For Francisco Aguilar, CEO of Bounce Imaging (see sidebar), MassChallenge was invaluable for finding everything from engineers to legal help to access to software programs such as SolidWorks, which otherwise would have been expensive to license. The cofounders “know everyone in the world and want to connect you,” he says. And while those with experience in electronics like himself may know how to design a product, the mentors at MassChallenge have the background in finance and investing, customer segregation and publicity to get a company off the ground. Bounce has received accolades from Popular Science, and the Explorer was named one of Time Magazine’s Best Inventions of 2012.

“MassChallenge has been essential to our success and traction,” Aguilar says. “We could have been working on this for years.”

MassChallenge is open to any early-stage entrepreneurs, be they in software or hardware. What all teams must have, Harthorne says, is a good plan, the willingness to work their butts off, and to be lucky. The competition helps, too. “You can genuinely hurt a startup by being too easy on them.”

Electronics engineers take note: MassChallenge is in the business of helping startups, not hurting them. We may take our iPhones and Bose speakers for granted today, but every company started with an inventor and an idea. MassChallenge has created a pathway for the next Steve Jobs or Amar Bose to turn their vision for a better tomorrow into reality. That’s an exciting path to be on.


Exciting Times

“Our industry has gotten (expletive) boring. We need to make it exciting.” So says Rich Breault, president of Lightspeed Manufacturing, the CIRCUITS ASSEMBLY EMS Company of the Year.

Breault’s frankness belies the serene landscape inside One Marina Park Drive, where engineers and innovators are quietly plugging away at their cubes. A few take up a game of Ping Pong, while others mill in small groups of two or three, comparing notes like college students in a library, which some still are, it should be noted.
Breault began teaming with MassChallenge two years ago. In 2012, Lightspeed put a small lab inside the Boston accelerator’s headquarters. The EMS firm provides onsite assembly help, aided by a collection of software (Solidworks and AutoCAD) and hardware tools (soldering irons, a Sciencescope meter, and a Formlabs 3D printer). When MassChallenge relocates next year to another site nearby, Breault plans to expand his operation to include a full SMT line, including a pair of Quad placement machines building prototypes, a drill press and belt sander for mockups, and a full-time staffer to run the Lightspeed “Answer Desk.”

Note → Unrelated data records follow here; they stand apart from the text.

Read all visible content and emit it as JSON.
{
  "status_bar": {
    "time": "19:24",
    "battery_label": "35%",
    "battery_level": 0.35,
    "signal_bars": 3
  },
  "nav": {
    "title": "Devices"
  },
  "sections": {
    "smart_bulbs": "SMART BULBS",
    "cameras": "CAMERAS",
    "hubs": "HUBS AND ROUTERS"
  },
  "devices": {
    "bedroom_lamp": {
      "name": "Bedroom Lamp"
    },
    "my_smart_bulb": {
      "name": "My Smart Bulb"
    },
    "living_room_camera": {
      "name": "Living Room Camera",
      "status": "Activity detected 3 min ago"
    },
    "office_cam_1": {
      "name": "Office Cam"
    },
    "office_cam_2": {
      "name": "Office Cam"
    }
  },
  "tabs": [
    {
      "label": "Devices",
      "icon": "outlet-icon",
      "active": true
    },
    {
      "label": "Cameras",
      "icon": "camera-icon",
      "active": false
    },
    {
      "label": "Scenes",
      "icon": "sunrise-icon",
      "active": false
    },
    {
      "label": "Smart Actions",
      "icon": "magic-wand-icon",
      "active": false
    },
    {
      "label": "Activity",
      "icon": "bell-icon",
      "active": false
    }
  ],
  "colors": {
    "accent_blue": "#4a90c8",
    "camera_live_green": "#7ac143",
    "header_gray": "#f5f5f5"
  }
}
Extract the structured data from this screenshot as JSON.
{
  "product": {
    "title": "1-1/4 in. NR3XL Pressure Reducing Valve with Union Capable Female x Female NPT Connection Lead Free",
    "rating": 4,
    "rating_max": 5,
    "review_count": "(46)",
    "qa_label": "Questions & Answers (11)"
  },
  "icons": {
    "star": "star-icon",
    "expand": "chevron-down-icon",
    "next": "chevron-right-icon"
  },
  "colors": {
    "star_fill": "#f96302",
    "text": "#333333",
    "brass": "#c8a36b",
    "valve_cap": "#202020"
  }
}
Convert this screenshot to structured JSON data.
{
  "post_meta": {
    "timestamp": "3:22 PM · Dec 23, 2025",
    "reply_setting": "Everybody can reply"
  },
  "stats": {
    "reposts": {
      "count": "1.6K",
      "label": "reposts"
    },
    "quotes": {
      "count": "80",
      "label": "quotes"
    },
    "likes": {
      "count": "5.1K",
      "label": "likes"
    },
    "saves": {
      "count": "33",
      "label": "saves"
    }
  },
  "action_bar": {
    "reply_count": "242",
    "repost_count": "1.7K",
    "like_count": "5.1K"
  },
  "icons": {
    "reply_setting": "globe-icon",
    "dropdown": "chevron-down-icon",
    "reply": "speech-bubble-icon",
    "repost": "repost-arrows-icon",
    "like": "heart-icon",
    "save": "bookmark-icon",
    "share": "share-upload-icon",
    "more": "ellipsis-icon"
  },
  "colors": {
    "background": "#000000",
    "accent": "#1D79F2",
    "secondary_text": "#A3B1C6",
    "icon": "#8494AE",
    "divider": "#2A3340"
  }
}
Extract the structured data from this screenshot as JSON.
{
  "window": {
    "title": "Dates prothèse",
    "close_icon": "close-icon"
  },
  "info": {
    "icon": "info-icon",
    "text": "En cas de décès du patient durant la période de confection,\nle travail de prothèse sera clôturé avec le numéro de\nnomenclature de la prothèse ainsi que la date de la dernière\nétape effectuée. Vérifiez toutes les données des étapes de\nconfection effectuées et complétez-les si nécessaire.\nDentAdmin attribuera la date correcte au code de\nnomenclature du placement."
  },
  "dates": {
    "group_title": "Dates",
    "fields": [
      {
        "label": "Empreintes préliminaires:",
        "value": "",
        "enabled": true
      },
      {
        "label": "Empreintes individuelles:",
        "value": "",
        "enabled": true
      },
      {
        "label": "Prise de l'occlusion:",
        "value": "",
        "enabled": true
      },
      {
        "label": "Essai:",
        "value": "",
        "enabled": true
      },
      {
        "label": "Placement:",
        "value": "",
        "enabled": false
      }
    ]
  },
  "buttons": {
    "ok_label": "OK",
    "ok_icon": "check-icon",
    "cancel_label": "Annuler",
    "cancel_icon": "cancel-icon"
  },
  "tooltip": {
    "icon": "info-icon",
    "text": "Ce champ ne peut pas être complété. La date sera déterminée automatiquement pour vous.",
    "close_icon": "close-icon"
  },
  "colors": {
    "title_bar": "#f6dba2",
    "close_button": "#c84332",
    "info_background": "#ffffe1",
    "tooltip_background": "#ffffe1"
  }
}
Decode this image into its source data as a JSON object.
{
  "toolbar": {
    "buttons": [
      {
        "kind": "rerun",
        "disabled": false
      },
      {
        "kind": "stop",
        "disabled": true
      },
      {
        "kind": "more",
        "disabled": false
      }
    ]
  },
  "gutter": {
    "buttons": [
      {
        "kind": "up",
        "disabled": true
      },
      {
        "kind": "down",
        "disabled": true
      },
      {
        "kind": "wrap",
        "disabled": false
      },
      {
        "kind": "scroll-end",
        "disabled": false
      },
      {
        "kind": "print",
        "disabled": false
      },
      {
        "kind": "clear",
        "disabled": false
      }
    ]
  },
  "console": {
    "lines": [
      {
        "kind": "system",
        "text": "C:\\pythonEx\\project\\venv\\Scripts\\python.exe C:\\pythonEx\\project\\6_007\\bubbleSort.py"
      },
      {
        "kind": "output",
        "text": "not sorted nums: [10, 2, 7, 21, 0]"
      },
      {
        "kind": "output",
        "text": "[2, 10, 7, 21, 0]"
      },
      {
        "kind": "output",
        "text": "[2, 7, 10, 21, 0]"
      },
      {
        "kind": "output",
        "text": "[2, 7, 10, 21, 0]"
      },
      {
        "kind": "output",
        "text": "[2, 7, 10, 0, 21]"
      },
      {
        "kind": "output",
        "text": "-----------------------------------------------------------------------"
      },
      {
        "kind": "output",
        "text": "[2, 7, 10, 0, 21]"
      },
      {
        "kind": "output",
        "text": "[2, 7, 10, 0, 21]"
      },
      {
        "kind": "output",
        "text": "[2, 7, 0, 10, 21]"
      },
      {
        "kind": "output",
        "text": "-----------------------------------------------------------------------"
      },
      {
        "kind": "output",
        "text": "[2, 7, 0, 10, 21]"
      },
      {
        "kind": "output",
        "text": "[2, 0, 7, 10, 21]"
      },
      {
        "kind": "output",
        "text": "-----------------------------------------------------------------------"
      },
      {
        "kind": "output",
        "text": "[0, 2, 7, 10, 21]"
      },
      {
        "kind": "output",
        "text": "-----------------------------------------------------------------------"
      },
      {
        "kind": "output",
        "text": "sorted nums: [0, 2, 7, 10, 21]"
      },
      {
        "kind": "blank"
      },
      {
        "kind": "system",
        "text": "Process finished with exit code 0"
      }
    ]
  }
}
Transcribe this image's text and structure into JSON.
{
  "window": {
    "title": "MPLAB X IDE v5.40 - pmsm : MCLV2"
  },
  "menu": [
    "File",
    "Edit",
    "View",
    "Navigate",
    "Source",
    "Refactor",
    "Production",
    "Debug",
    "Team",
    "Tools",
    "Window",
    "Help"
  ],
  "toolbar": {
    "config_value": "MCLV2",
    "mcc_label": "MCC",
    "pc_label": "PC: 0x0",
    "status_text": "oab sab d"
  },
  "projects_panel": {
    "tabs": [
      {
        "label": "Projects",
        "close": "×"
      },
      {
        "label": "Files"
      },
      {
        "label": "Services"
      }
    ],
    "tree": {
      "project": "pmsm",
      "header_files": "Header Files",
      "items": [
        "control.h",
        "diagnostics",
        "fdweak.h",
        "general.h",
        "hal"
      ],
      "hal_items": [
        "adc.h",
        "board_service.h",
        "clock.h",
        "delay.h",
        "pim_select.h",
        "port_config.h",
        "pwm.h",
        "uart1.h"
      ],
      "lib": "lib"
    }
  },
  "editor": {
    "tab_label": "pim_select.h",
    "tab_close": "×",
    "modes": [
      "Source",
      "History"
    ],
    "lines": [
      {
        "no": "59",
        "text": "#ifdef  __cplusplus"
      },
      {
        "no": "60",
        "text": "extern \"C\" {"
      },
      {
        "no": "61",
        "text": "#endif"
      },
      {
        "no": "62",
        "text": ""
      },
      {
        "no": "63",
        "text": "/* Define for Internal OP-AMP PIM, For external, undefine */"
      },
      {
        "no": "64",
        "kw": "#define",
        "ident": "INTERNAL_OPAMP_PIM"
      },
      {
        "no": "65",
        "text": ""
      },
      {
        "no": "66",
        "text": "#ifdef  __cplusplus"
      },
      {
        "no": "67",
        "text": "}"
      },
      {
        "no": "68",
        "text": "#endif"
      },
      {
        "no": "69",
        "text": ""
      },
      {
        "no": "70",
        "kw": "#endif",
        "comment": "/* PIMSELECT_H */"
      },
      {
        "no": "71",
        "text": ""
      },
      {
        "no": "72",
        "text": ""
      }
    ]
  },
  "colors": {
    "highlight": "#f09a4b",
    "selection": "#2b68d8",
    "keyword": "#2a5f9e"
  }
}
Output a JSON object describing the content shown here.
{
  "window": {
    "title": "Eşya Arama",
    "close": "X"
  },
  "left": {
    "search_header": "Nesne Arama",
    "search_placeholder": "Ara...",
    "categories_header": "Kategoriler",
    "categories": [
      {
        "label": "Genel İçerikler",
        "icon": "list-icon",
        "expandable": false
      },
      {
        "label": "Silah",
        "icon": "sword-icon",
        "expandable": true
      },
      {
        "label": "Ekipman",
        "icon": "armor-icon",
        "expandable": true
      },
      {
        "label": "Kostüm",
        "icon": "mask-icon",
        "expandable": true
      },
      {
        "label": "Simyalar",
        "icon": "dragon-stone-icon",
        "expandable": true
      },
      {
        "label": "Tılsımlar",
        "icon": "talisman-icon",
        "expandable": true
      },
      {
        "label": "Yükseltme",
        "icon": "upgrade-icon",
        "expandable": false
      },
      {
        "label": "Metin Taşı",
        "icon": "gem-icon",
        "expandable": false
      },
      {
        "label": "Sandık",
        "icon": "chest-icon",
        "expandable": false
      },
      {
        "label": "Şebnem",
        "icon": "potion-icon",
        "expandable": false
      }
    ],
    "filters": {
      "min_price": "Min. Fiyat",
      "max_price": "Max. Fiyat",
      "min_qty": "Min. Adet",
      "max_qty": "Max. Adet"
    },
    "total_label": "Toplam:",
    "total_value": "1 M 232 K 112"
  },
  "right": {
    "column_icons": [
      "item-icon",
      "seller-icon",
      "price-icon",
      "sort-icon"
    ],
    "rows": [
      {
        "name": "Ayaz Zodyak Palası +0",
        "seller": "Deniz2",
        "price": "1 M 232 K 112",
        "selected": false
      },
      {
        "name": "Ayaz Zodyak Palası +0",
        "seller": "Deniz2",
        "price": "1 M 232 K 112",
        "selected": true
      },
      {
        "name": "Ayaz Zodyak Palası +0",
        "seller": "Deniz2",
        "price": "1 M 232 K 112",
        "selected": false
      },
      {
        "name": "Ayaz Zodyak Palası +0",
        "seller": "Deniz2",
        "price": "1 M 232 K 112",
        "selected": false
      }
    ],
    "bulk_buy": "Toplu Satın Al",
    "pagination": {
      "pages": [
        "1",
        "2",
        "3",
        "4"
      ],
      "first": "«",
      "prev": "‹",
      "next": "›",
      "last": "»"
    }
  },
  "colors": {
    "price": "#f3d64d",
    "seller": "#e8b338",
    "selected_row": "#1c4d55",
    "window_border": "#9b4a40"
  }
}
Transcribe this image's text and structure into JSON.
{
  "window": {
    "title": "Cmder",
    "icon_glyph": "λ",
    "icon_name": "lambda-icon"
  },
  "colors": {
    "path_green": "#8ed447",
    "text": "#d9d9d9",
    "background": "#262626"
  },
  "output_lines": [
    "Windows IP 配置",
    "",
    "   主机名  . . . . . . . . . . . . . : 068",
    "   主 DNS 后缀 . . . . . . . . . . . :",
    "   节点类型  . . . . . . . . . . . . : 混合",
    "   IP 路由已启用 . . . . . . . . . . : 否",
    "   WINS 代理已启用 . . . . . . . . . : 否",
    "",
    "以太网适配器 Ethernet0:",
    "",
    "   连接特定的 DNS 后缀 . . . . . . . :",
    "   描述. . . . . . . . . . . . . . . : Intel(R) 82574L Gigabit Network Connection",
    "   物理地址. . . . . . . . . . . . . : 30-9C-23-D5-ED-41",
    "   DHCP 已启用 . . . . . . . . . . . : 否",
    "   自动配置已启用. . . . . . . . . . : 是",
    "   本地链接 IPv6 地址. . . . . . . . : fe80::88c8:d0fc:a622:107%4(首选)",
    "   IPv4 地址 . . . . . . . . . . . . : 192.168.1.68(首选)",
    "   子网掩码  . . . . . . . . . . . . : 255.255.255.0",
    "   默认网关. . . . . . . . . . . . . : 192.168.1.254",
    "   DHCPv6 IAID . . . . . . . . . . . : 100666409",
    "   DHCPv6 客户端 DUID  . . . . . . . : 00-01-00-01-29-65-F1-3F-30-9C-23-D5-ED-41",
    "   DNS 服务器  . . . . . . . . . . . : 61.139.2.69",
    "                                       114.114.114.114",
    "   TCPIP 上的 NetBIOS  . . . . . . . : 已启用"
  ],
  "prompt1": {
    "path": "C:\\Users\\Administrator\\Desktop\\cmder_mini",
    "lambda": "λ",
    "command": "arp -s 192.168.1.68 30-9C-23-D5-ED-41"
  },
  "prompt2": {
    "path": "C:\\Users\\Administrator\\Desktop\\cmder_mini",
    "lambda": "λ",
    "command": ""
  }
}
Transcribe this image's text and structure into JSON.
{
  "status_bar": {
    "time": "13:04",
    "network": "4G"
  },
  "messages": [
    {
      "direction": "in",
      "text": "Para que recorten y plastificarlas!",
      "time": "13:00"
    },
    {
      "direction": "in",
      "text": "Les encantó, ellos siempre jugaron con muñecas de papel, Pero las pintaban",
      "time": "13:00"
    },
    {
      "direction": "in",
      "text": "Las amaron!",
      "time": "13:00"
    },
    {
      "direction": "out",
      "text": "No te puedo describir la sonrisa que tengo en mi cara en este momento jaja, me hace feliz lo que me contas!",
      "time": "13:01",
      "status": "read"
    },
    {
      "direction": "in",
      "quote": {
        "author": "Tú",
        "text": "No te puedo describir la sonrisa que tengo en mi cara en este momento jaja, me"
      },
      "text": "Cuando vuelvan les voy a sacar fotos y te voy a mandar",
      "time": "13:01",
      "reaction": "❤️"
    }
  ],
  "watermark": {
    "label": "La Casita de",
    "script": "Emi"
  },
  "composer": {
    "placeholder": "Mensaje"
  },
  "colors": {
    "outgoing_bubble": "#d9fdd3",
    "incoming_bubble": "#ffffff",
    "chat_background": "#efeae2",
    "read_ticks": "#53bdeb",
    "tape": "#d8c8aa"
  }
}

Lightspeed’s involvement has led the EMS firm to Bounce Imaging, on whose board Breault now sits. Struck and dismayed by the aftermath of the Haiti earthquake in 2010, when responders could not get quickly to the hundreds of thousands of victims, Bounce founder Francisco Aguilar conceived a low-cost camera for first responders that can be used without special training. Aided by Breault’s manufacturing help, the company’s device, named Explorer, won $50,000 in the 2012 MassChallenge.

With the Explorer, Aguilar sees a huge potential market for police and firefighters who on a daily basis experience the same basic problems, if to a different degree. And since then, Lightspeed has picked up three additional customers via the MassChallenge.